Um Gottes Willen, nein. Was Naidoo von sich gibt, sind die zentralen und konstituierenden Verschwörungsmythen der extremen Rechten. Im Zentrum der Reichsideologie steht der Glaube an eine finstere Weltverschwörung, die das Volk unterjochen und ihm sein Land genommen hat. Das ist eine Gruselgeschichte, die sich Nazis seit 1945 durchgängig erzählen, denn die wollten nur ungern von ihrem Reich lassen. Naidoo reiht sich da nahtlos ein, trällert in Liedern wie "Marionetten" oder "Baron Totschild" mit antisemitischen Codes von der großen Verschwörung, den geheimen Hintermännern, die es zu bekämpfen gilt.
Wo sehen Sie hier Parallelen mit Rechtsextremen?
Auch der Mörder von Hanau schreibt zum Abschluss in seinen widerlichen Aufzeichnungen, dass das Volk von einer geheimen, bösartigen "Elite" belogen und betrogen werde – diese Erkenntnis, schreibt er, sei das "Wesentliche" seiner Überlegungen. Und dann ermordete er zehn Menschen. Am bedrückendsten dürfte in dieser Hinsicht der Song "Wo sind sie jetzt" sein, den Naidoo mit dem Rapper Kool Savas 2012 rausbrachte. In dem Song knüpfen die beiden völlig ungehemmt an die antisemitische Blutmordlegende an: Sie raunen von geheimen Eliten, die sich unerkannt unter uns bewegen und in düsteren Ritualen deutsche Kinder schänden und töten um damit Macht zu generieren.
Xavier sehnt sich dann im Refrain nach "starken Führern", die dem ein Ende bereiten. Klar, das Wort "Jude" lassen die beiden nicht fallen, aber dieser düstere Fiebertraum ist ein Grundnarrativ des Judenhasses. Was Naidoo damals im folgenden Skandal gerettet hat, war ironischerweise seine krankhafte Homophobie: Denn im selben Lied singt er doch auch tatsächlich die Zeile "Warum liebst du keine Möse, weil jeder Mensch doch aus einer ist?" Der Schwulenhass in dem Lied war so erschreckend und bescheuert, garniert auch noch mit blutrünstigen Gewaltfantasien, dass die rechtsextreme, antisemitische Verschwörungsideologie völlig übersehen wurde.
Sie haben lange in der Reichsbürgerszene recherchiert, ist da der Name Xavier Naidoo gefallen?
Natürlich wird Naidoo dort geliebt, nicht nur bei den Verschwörungsideologen, sondern in großen Teilen der rechten Szene insgesamt.
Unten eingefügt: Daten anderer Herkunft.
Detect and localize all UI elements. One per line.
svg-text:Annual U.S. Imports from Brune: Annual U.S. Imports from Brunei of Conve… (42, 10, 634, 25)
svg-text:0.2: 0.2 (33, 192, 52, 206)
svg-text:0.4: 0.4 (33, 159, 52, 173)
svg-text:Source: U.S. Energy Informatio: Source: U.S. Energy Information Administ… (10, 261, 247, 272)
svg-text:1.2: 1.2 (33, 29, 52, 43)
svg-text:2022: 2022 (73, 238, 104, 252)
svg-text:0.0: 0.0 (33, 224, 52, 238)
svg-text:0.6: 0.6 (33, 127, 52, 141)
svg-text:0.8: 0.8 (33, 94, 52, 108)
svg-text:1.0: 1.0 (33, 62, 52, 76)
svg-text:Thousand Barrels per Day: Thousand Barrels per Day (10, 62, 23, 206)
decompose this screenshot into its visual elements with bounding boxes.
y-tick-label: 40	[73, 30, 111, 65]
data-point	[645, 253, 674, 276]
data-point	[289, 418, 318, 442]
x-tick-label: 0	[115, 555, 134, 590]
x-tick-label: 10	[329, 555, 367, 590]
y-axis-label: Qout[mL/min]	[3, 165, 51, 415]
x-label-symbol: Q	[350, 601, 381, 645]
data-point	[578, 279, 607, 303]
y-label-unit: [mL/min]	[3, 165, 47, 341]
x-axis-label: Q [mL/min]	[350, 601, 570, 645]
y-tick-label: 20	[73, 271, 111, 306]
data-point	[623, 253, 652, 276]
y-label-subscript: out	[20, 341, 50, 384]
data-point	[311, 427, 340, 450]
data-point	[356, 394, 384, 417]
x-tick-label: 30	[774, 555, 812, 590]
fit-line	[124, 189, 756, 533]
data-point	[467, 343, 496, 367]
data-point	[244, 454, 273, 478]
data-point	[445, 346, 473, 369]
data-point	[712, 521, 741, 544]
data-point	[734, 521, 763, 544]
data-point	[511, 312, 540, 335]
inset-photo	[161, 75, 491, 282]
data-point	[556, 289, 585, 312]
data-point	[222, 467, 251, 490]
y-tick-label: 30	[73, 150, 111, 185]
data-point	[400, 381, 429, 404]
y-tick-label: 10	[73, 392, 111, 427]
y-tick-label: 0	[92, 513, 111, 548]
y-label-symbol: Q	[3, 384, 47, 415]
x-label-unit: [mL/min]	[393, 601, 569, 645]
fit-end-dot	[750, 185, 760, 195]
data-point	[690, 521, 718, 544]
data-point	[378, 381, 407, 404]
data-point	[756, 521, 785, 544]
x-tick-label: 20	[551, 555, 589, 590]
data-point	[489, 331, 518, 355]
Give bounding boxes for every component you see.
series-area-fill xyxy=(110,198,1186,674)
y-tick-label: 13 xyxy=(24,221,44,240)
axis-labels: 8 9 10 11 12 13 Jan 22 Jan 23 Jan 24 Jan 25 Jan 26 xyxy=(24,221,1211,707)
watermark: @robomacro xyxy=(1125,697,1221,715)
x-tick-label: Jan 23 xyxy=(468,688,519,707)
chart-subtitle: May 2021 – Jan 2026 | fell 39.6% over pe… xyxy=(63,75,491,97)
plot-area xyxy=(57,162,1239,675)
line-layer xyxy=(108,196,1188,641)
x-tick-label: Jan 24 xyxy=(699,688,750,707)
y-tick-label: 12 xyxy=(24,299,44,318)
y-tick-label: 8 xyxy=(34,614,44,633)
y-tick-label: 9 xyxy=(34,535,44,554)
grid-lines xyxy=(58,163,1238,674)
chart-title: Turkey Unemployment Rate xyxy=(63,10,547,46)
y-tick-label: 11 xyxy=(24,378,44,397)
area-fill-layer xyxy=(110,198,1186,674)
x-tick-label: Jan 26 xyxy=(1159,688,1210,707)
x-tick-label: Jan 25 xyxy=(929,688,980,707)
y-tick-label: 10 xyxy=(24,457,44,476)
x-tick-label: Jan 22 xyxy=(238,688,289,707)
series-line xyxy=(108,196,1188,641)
Er bestärkt die Menschen in ihrem Verschwörungswahn, in ihrem Hass, ihrem Rassismus, ihrem Antisemitismus. Auch ein Mitglied der Gruppe S. – das ist die rechte Terrorzelle, die erst im vergangenen Monat hochgenommen wurde – präsentierte sich auf Facebook als Xavier-Fan. Wir müssen endlich verstehen lernen, wie unauflösbar Verschwörungsdenken und Rechtsextremismus miteinander verknüpft sind!
2018 wurde Naidoo vor Gericht recht gegeben. Er hatte sich verteidigt, in dem er sagte, dass er nicht wusste, dass er antisemitische Stereotype verwendet.
Na gut, ob er die Chiffren und Lügen selbst durchblickt oder ein Idiot ist, weiß ich natürlich nicht, aber das ist auch unerheblich. Denn welchen Schaden er damit bei Menschen anrichtet, die ihm zuhören, glauben und sich in ihrem Wahn und Hass bestätigt fühlen, das wiederum habe ich aus nächster Nähe gesehen und erlebt. Und das ist erschütternd. Da geht es nicht mehr um die Bewertung eines schmierigen Schnulzensängers. Da geht es um Leben und Tod.